Heaters and umbrellas should all be considered. “Due to potential dust, wind and so on, special attention must be paid to carefully wiping all surface prior to service,” says Malody. “I have seen linens blow of tables when gusts of wind arrive; find a way to secure tablecloth edges in preparation for such an occurrence.”
7. Train your staff for outdoor dining
Do staff need specific training for serving outdoors? Most likely – you should think about, how to manage the smooth moving of plates of food and beverages from the bar or kitchen pass to the table outdoors. Speak with your staff and rehearse the choreography of how to move through the room. It is vital to establish norms and guidelines for working outdoors so even new (seasonal) staff knows how to work efficiently.

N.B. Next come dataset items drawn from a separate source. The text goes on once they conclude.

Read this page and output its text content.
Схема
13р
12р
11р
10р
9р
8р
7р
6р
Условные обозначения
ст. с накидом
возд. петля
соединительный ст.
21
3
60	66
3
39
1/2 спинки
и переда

“Adding extra seating to front of house, in this case outside of the house, can put tremendous pressure on the kitchen,” says Malody. “You need to assess if the current staffing model can suffice to accommodate the extra volume, can you fit an extra body in the kitchen if there are spatial constraints? If a bit of menu engineering was done, might the operator be able to enjoy the extra volume without adding more labour and thus potentially eroding profit opportunities?”
To make it work logistically, Carrizo says adding a channel to link kitchen and dining room with the outdoor space is vital. “To make the dining experience as positive outdoors as it is indoors, you should have a special section that serves the outdoors area. In Doña Petrona we have an exit window where we can deal with all the outdoor activity,” he says. “This is really useful because both the kitchen and the dining room can access this exit area.”
Last, but certainly not least, ensure there is enough staff on hand to pay attention to customers inside and outside. It is easy to feel like an afterthought if you are in the section with fewer guests. Hire more people if necessary.
Have a wonderful start to the outdoor dining season!